La resistencia empedernida, más allá de lo razonable, del gobierno de la Generalitat a cambiar su política de precios universitarios hace pensar que lo que está en juego no es la mera rebaja de un 30%, con la que, al fin y al cabo Cataluña seguiría estando entre las comunidades autónomas con precios altos, sino un modelo de fiscalidad, en que los  impuestos perderían buena parte de su papel redistributivo, especialmente importante en un mundo en que las desigualdades en rentas y patrimonios han llegado a extremos que hace unos pocos años eran impensables. Es decir: la gente rica tiene derecho a tener lo que tiene y a ganar lo que gana; como se lo merece, no hay casi nada que corregir, no se la debe agobiar a golpe de impuestos. Es justo, pues, que tenga acceso a más servicios y con mayor facilidad. Se trataría, pues, de generalizar el pago por uso y, para evitar situaciones que pudieran poner en peligro la denominada cohesión social, aplicar descuentos variados a quienes acrediten, tanto si la tienen como si no (es bien conocida la incidencia del fraude social por estos lares), la condición de pobre. Así las desigualdades se mantendrían y reforzarían, y la calidad de los servicios públicos se deterioraría progresivamente.
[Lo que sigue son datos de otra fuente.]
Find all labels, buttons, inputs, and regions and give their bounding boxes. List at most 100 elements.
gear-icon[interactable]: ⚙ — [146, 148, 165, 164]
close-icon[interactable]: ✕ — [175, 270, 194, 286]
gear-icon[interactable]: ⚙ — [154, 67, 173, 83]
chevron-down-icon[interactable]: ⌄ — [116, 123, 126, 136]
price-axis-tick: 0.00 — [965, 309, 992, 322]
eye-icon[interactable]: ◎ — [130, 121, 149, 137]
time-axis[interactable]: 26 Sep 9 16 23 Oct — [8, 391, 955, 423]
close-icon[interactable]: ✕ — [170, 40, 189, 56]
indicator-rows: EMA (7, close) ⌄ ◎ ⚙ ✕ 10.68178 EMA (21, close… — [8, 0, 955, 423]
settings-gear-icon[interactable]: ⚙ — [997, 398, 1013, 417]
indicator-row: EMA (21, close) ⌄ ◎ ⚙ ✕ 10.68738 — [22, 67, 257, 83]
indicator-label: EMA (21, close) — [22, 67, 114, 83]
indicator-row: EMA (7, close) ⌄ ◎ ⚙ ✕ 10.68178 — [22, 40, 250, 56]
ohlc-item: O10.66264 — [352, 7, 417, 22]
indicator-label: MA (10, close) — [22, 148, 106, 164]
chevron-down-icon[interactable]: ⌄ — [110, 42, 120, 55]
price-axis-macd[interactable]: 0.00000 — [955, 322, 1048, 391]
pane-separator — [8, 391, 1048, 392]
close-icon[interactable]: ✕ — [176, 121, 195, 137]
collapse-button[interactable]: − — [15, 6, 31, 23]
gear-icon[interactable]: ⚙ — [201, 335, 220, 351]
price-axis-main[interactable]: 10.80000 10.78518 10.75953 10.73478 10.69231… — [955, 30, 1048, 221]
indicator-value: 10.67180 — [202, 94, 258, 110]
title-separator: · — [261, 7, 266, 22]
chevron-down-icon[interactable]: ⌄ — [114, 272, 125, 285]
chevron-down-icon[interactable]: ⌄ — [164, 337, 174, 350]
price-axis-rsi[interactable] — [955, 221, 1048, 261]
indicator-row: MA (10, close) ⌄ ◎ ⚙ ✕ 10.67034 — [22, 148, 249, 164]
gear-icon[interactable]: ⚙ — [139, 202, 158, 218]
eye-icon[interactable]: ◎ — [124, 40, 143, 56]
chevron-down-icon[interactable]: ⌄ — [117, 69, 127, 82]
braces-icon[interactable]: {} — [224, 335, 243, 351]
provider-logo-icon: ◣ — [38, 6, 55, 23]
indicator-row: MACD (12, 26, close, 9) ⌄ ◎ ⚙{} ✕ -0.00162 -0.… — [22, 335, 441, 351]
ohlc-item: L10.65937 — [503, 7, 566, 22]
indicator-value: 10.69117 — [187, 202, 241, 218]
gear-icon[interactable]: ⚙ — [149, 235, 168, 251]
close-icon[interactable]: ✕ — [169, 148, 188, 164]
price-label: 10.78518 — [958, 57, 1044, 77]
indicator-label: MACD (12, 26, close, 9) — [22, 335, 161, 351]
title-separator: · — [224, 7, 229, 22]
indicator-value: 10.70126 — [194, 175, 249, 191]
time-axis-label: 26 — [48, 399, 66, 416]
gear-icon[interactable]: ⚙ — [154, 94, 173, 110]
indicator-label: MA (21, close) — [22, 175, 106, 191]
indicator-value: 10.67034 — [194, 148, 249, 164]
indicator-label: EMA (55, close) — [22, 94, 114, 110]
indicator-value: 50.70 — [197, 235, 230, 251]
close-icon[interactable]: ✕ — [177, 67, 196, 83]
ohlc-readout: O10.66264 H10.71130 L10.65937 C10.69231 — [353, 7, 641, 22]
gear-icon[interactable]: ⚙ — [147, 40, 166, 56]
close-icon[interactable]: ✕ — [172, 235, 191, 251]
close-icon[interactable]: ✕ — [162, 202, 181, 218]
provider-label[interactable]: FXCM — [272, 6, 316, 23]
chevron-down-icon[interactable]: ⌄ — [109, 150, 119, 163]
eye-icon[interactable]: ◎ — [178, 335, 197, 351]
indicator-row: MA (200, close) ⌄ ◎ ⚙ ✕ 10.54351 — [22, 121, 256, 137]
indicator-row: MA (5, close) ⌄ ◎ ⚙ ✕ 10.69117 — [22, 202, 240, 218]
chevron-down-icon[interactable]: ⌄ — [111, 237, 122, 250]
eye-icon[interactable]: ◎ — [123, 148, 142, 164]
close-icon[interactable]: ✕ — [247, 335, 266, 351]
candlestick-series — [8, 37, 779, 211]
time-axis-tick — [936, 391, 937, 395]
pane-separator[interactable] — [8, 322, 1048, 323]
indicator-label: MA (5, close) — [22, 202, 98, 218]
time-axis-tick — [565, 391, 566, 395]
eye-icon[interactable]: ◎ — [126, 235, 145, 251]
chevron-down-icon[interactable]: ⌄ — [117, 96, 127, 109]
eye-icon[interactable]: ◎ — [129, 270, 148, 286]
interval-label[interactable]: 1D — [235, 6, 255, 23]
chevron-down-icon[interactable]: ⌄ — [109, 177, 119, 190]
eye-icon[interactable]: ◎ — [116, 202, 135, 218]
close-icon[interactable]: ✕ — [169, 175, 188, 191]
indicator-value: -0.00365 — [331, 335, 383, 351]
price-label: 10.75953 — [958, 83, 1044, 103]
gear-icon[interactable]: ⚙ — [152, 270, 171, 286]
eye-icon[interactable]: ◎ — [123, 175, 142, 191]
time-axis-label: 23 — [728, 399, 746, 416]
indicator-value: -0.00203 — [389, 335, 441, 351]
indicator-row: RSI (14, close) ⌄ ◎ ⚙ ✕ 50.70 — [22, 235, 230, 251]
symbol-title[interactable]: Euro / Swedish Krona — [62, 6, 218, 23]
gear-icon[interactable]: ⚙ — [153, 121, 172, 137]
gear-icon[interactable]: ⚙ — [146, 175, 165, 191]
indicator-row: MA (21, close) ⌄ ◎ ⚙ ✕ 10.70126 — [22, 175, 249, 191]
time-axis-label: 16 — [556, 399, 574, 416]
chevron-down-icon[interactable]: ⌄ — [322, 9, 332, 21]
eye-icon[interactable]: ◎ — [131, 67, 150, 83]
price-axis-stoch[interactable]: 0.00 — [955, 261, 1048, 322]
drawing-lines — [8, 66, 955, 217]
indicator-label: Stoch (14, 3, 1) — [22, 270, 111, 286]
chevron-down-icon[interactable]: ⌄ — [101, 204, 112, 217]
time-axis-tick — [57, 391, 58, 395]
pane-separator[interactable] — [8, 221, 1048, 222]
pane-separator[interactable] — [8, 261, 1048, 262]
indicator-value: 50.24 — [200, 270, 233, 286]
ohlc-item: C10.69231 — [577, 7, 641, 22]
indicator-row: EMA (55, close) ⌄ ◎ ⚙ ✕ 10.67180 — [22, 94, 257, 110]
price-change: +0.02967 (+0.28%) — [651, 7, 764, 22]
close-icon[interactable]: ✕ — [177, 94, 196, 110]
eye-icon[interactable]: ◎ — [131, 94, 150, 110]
A fin de cuentas, la cuestión es optar por restringir el acceso a la formación, concebida como un capital privado, para mantener las jerarquías sociales, o por ponerla al alcance de una mayoría cuanto más amplia mejor, porque una sociedad de personas cultas es mejor como sociedad y es una mejor sociedad para las personas que la constituyen. Finalmente, se trata de opciones ideológicas, vinculadas a intereses de clase.

La ampliación del acceso a la universidad, aunque todavía insuficiente y desigual, ha sido una conquista democrática que, como tantas otras, el neoliberalismo pretende abolir. La batalla en torno a la ILP no se debe considerar una cuestión menor, porque es una batalla por la igualdad. La causa de la ILP es una causa de izquierdas.